Ce serait une bonne chose parce que c’est sans doute une occasion de plus pour faire le plaidoyer en faveur de la lutte pour la paix, la justice, la réconciliation nationale et la démocratie.
Mesdames, Messieurs,
En acceptant ce prix, je voudrais le dédier aux femmes et aux hommes qui se sont investis, s’investissent, se sont battus et se battent jour et nuit pour aider les millions de rwandais à lutter pour sortir des conditions de vie misérables dans lesquelles ils ont été enfermés.
Je voudrais particulièrement dédier ce prix à toutes les organisations et associations rwandaises qui se mobilisent pour le bien- être de leurs compatriotes et font tout ce qui est possible pour que la société rwandaise retrouve son ubumuntu.
Je dédie ce prix aux amis et connaissances et plus spécialement à ma famille qui, malgré ma faible disponibilité à leur endroit, ne cessent de m’encourager dans la lutte quotidienne pour la paix, la vérité, la justice et la réconciliation des rwandais. Je dois vous avouer que les encouragements qui ont été déterminants sont ceux de mon défunt mari Sisi Evariste qui, même sur son lit d’hôpital n’a cessé de m’encourager. Permettez- moi de lui rendre un hommage appuyé et de lui demander d’intercéder auprès du Très Haut pour le Rwanda et les Rwandais.
Je dédie ce prix tout spécialement à mon flis, Sheja, qui a été et reste le moteur de ma lutte pour un Rwanda réconcilié, un Rwanda où la justice règne et s’écrit avec un grand J, un Rwanda sans discrimination où Hutu, Tutsi et Twa vivent comme des frères et sœurs.
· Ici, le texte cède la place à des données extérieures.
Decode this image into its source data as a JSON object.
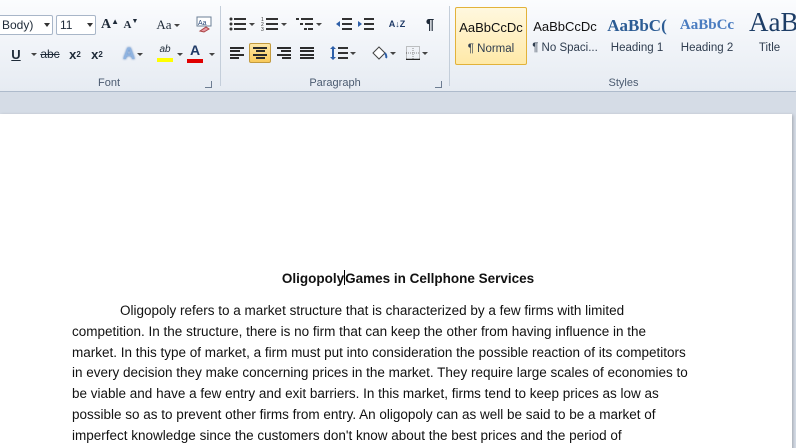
{
  "ribbon": {
    "font": {
      "font_name": "Body)",
      "font_size": "11",
      "grow_label": "A",
      "shrink_label": "A",
      "case_label": "Aa",
      "strike_label": "abc",
      "subscript_label": "x",
      "superscript_label": "x",
      "sub_mark": "2",
      "sup_mark": "2",
      "underline_label": "U",
      "effects_label": "A",
      "highlight_label": "ab",
      "color_label": "A",
      "group_label": "Font",
      "colors": {
        "highlight": "#ffff00",
        "font_color": "#e00000"
      }
    },
    "paragraph": {
      "group_label": "Paragraph",
      "show_marks": "¶",
      "sort_label": "A↓Z"
    },
    "styles": {
      "group_label": "Styles",
      "tiles": [
        {
          "sample": "AaBbCcDc",
          "name": "¶ Normal"
        },
        {
          "sample": "AaBbCcDc",
          "name": "¶ No Spaci..."
        },
        {
          "sample": "AaBbC(",
          "name": "Heading 1"
        },
        {
          "sample": "AaBbCc",
          "name": "Heading 2"
        },
        {
          "sample": "AaB",
          "name": "Title"
        }
      ]
    }
  },
  "document": {
    "title_before": "Oligopoly",
    "title_after": "Games in Cellphone Services",
    "paragraph": "Oligopoly refers to a market structure that is characterized by a few firms with limited competition. In the structure, there is no firm that can keep the other from having influence in the market. In this type of market, a firm must put into consideration the possible reaction of its competitors in every decision they make concerning prices in the market. They require large scales of economies to be viable and have a few entry and exit barriers. In this market, firms tend to keep prices as low as possible so as to prevent other firms from entry. An oligopoly can as well be said to be a market of imperfect knowledge since the customers don't know about the best prices and the period of"
  }
}
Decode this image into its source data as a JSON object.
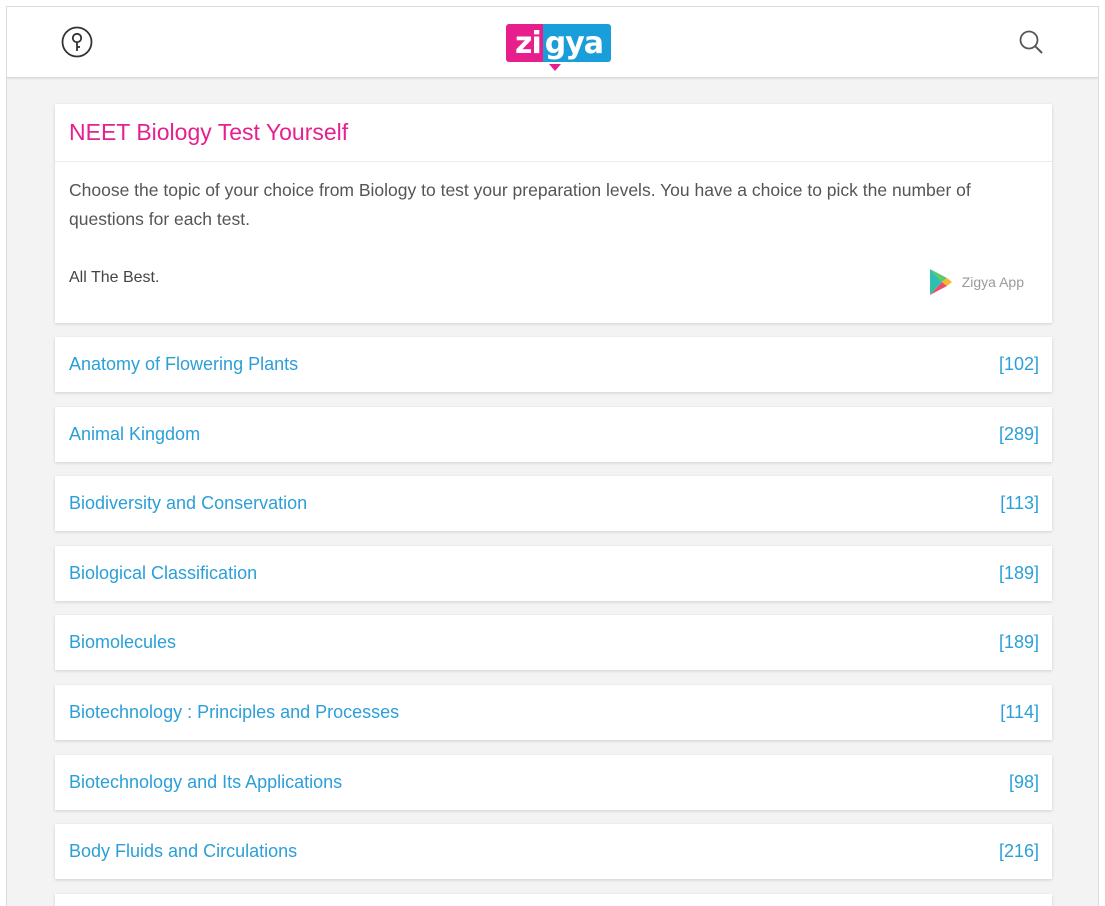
{
  "header": {
    "left_icon": "key-icon",
    "logo_text_left": "zi",
    "logo_text_right": "gya",
    "right_icon": "search-icon",
    "colors": {
      "brand_pink": "#e61f8c",
      "brand_blue": "#1a9ed9"
    }
  },
  "intro": {
    "title": "NEET Biology Test Yourself",
    "description": "Choose the topic of your choice from Biology to test your preparation levels. You have a choice to pick the number of questions for each test.",
    "signoff": "All The Best.",
    "app_icon": "play-store-icon",
    "app_label": "Zigya App"
  },
  "topics": [
    {
      "name": "Anatomy of Flowering Plants",
      "count": "[102]"
    },
    {
      "name": "Animal Kingdom",
      "count": "[289]"
    },
    {
      "name": "Biodiversity and Conservation",
      "count": "[113]"
    },
    {
      "name": "Biological Classification",
      "count": "[189]"
    },
    {
      "name": "Biomolecules",
      "count": "[189]"
    },
    {
      "name": "Biotechnology : Principles and Processes",
      "count": "[114]"
    },
    {
      "name": "Biotechnology and Its Applications",
      "count": "[98]"
    },
    {
      "name": "Body Fluids and Circulations",
      "count": "[216]"
    }
  ],
  "colors": {
    "title_pink": "#e6208e",
    "link_blue": "#2b9fd8"
  }
}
Le souvenir de mon fils ainé Sheja, assassiné par le FPR le 5 juin 1994 à Gakurazo en même temps que les évêques et autres religieux, est comme je l’ai dit plus haut, la raison de ma lutte pour la vérité sur le prétexte de la guerre d’octobre et du génocide rwandais. Car, au fur et à mesure que les jours avancent, nous découvrons des choses plus incroyables et plus invraisemblables les unes après les autres. Sheja m’aide à analyser et à comprendre ces choses ainsi que les enjeux qui se cachent derrière. Il m’aide à encadrer d’amour ses petits frères et sœurs.
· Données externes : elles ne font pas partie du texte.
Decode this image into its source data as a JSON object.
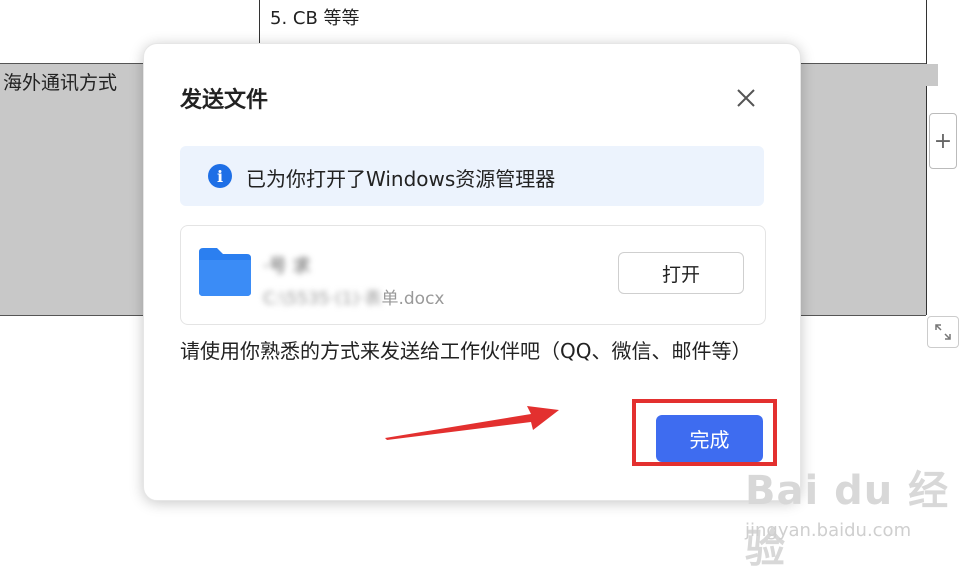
{
  "background": {
    "list_item": "5.   CB 等等",
    "row_label": "海外通讯方式",
    "side_button": "+"
  },
  "dialog": {
    "title": "发送文件",
    "info_text": "已为你打开了Windows资源管理器",
    "file": {
      "name_blurred": "·号 求",
      "path_blurred": "C:\\5535·(1)·表",
      "path_visible": "单.docx",
      "icon": "folder-icon"
    },
    "open_label": "打开",
    "hint": "请使用你熟悉的方式来发送给工作伙伴吧（QQ、微信、邮件等）",
    "done_label": "完成"
  },
  "colors": {
    "accent": "#3e6cf0",
    "info_bg": "#ecf3fd",
    "info_icon": "#1e6fe6",
    "folder": "#2b7ff0",
    "annotation": "#e3302f"
  },
  "watermark": {
    "logo": "Bai du 经验",
    "url": "jingyan.baidu.com"
  }
}
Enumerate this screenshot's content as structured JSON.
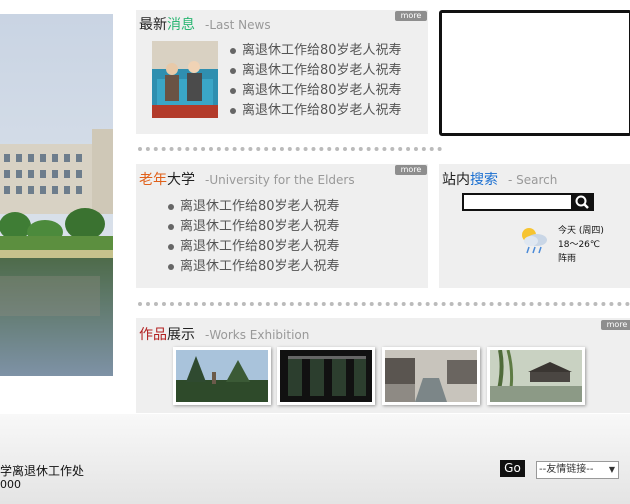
{
  "latest_news": {
    "title_a": "最新",
    "title_b": "消息",
    "subtitle": "-Last News",
    "more": "more",
    "items": [
      "离退休工作给80岁老人祝寿",
      "离退休工作给80岁老人祝寿",
      "离退休工作给80岁老人祝寿",
      "离退休工作给80岁老人祝寿"
    ]
  },
  "university": {
    "title_a": "老年",
    "title_b": "大学",
    "subtitle": "-University for the Elders",
    "more": "more",
    "items": [
      "离退休工作给80岁老人祝寿",
      "离退休工作给80岁老人祝寿",
      "离退休工作给80岁老人祝寿",
      "离退休工作给80岁老人祝寿"
    ]
  },
  "search": {
    "title_a": "站内",
    "title_b": "搜索",
    "subtitle": "- Search",
    "input_value": ""
  },
  "weather": {
    "today": "今天 (周四)",
    "temp": "18～26℃",
    "condition": "阵雨"
  },
  "works": {
    "title_a": "作品",
    "title_b": "展示",
    "subtitle": "-Works Exhibition",
    "more": "more"
  },
  "footer": {
    "line1": "学离退休工作处",
    "line2": "000",
    "go": "Go",
    "links_select": "--友情链接--"
  },
  "colors": {
    "green": "#2bb673",
    "orange": "#e0601a",
    "blue": "#1a6fd1",
    "darkred": "#b21f1f"
  }
}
Passée le temps des larmes pour sa mort, Sheja est devenu ma source d’inspiration pour une société juste. C’est d’autant normal que le peu de temps qu’il a vécu sur cette terre, il a connu un Rwanda où Hutu et Tutsi vivaient et partageaient tout.
Mesdames, Messieurs,
Depuis Octobre 1990, – ce qui fait bientôt 31 ans-, le sang des rwandais n’a cessé de couler. Certes, le paroxysme a été atteint avec le génocide qui a emporté des millions de rwandais en 1994, mais depuis lors, des milliers de vies humaines ne cessent d’être emportées au Rwanda et dans la sous-région des Grands Lacs, au Congo en particulier. Tout se passe comme si la communauté internationale a décidé que la vie des femmes et des hommes de cette région ne valait pas la peine d’être préservée et que le régime de Kigali pouvait ôter la vie sans être inquiété.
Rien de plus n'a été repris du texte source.